Modernizing the AK Part 4: Optics

The vast majority of modern combat rifles make use of optics. Improvements in technology have made it possible to have optics that are extremely reliable and durable. In this fourth installment of our discussion about modernizing the AK, we will be taking a look at optics and mounts.

There was a time when mounting an optic on your AK would draw ridicule from hordes of AK traditionalists. Now, savvy shooters have realized that optics, like red dot sights (RDS), actually make their weapon more efficient and effective. Many are surprised to find just how accurate a quality AK can be after they shoot with an optic the first time.


Even an Aimpoint CompM2 can be co-witnessed on an Ultimak M1-B.


This is a bit of a golden age for AK accessories. There are several high quality options on the market that allow shooters to mount a tremendous number of quality optics. The mount you choose will likely be dependent on the optic that you choose and the type of rifle that you own.

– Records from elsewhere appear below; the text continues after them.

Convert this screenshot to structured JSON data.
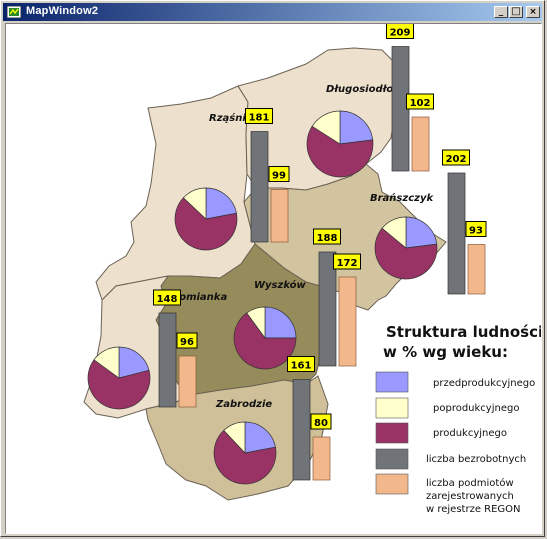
{
  "window": {
    "title": "MapWindow2",
    "buttons": {
      "minimize": "_",
      "maximize": "□",
      "close": "×"
    }
  },
  "map": {
    "colors": {
      "rzasnik": "#ede0cc",
      "dlugosiodlo": "#ede0cc",
      "somianka": "#ede0cc",
      "branszczyk": "#d3c4a0",
      "zabrodzie": "#cfc09a",
      "wyszkow": "#968b5a",
      "pre": "#9999ff",
      "post": "#ffffcc",
      "prod": "#993366",
      "unemp": "#707478",
      "regon": "#f2b88c",
      "label_bg": "#ffff00"
    },
    "regions": [
      {
        "name": "Rząśnik",
        "pie": [
          22,
          13,
          65
        ],
        "unemployed": 181,
        "regon": 99
      },
      {
        "name": "Długosiodło",
        "pie": [
          23,
          16,
          61
        ],
        "unemployed": 209,
        "regon": 102
      },
      {
        "name": "Brańszczyk",
        "pie": [
          23,
          14,
          63
        ],
        "unemployed": 202,
        "regon": 93
      },
      {
        "name": "Wyszków",
        "pie": [
          25,
          10,
          65
        ],
        "unemployed": 188,
        "regon": 172
      },
      {
        "name": "Somianka",
        "pie": [
          21,
          15,
          64
        ],
        "unemployed": 148,
        "regon": 96
      },
      {
        "name": "Zabrodzie",
        "pie": [
          22,
          12,
          66
        ],
        "unemployed": 161,
        "regon": 80
      }
    ]
  },
  "legend": {
    "title_line1": "Struktura ludności",
    "title_line2": "w % wg wieku:",
    "items": {
      "pre": "przedprodukcyjnego",
      "post": "poprodukcyjnego",
      "prod": "produkcyjnego",
      "unemp": "liczba bezrobotnych",
      "regon_1": "liczba podmiotów",
      "regon_2": "zarejestrowanych",
      "regon_3": "w rejestrze REGON"
    }
  }
}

RS Products is a new manufacturer of AK optic mounts. Their new AKM mount allows AK shooters to mount an Aimpoint (or similar red dot sight) directly over the action. The mount sits low enough that the iron sights can be used through the Aimpoint and it is adjustable from side to side so that it can be centered over the AK. This is a really excellent option. You can also look for other optic mounts from RS Products in the future.

The Dog Leg Scope Rail from Texas Weapon Systems is a very clever optic mounting system. It replaces the standard top cover with a railed top cover that locks into the rear sight and a special cam lock release button. It is a very solid system that sits low enough to provide a proper cheek weld and still allows normal field stripping. It also allows the mounting of a small back up iron sight that really extends the sight radius of the AK. The Dog Leg Scope Rail would be a great choice for mounting a compact variable magnification optic.

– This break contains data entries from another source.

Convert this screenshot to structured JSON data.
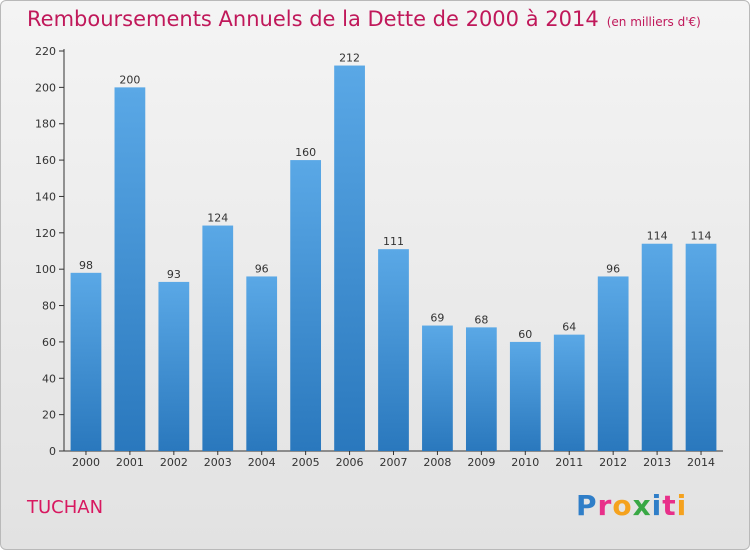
{
  "chart_data": {
    "type": "bar",
    "title": "Remboursements Annuels de la Dette de 2000 à 2014",
    "unit_label": "(en milliers d'€)",
    "commune": "TUCHAN",
    "brand": "Proxiti",
    "categories": [
      "2000",
      "2001",
      "2002",
      "2003",
      "2004",
      "2005",
      "2006",
      "2007",
      "2008",
      "2009",
      "2010",
      "2011",
      "2012",
      "2013",
      "2014"
    ],
    "values": [
      98,
      200,
      93,
      124,
      96,
      160,
      212,
      111,
      69,
      68,
      60,
      64,
      96,
      114,
      114
    ],
    "ylim": [
      0,
      220
    ],
    "yticks": [
      0,
      20,
      40,
      60,
      80,
      100,
      120,
      140,
      160,
      180,
      200,
      220
    ],
    "grid": false,
    "colors": {
      "bar_light": "#5aa8e6",
      "bar_dark": "#2a78bd",
      "title": "#c0185a",
      "commune": "#d81860"
    }
  }
}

The Ultimak M1-B is a tried and true option that has been on the market for several years now. It is my optic mount of choice because it sits low enough to co-witness an Aimpoint and is also a great place to mount a white light. Some users have also used the Ultimak M1-B to mount “scout” style scopes. It is a very durable and relatively light weight mount.

An Ultimak M1-B can serve as an optic mounting platform as well as a place to mount a white light.


In spite of the AK traditionalists who repeat the same “Keep that crap off my AK!” dogma over and over without critical thought, many shooters are finding that there is a place for optics on an AK. Shooting iron sights requires the shooter to align the target, the front sight, and the rear sight. The shooter must focus on the front sight. An optic like an RDS allows the shooter to align only the target and the optic’s reticle. The shooter can focus on the target. Modern optics promote situational awareness, accuracy, speed, and are durable enough to be relied upon.

I use Aimpoints on my AKs and I highly recommend them. The newest micro Aimpoints add barely any weight to the rifle and greatly enhance the function of the rifle. Quality RDS, like Aimpoints, are extremely durable, reliable, and offer battery life that is measured in years, not hours. Aimpoints and other RDS really shine from 0-200 yards which is an excellent match to the capabilities of the AK. 300 yards hits are also very possible with an AK/Aimpoint combination.

Mounts that place the optic over the receiver like the Dog Leg Scope Rail open up the possibility of using a low power variable magnification optic like the Trijicon TR21 Accupoint or similar. The lowest power setting on this style of optic lets users engage close targets effectively, while the higher magnification settings give the shooter more confidence at extended ranges.

The Ultimak M1-B has plenty of space for an Aimpoint micro and white light.


There is no reason to ignore combat optics unless you are an AK collector. If you are an AK shooter, especially one who trains to use their AK to defend their life, you can gain a tremendous amount of functionality and efficiency by mounting a quality optic. Choose the optic that you want, find a mounting method that is suited to that optic, and then train hard.

4 Responses to Modernizing the AK Part 4: Optics

  1. Trevor3433 May 12, 2011 at 15:37 #

    I think the Larue Iron Dot deserves some mention too. While they are harder to find now-a-days, they are pretty rugged and sit right over the action.

    Also, what are your thoughts on the U.S. Palm/Midwest Industries upper hand guard sight mount?

    • Matt May 12, 2011 at 23:18 #

      The LaRue Iron Dot was a pretty slick set up. I thought there was going to be an updated version of it that used the Micro Aimpoints but I haven’t heard anything about it in a long time.

      The upper hand guard mounts from MI are great. It is my mistake for not mentioning them.

  2. Skeeter May 16, 2011 at 16:48 #

    I had heard the LaRue tended to break under impacts that wouldn’t phase an Aimpoint. I never experienced it myself, but heard so from guys I trust to know their gear. Any experience with that?

    • Matt May 16, 2011 at 17:03 #

      I haven’t heard anything like that but I haven’t been keeping up with it for a while. I can see that happening to the Burris FastFire optic that they used originally but I would be surprised if the actual LaRue mount broke. Do you mean the mount portion or the optic portion broke?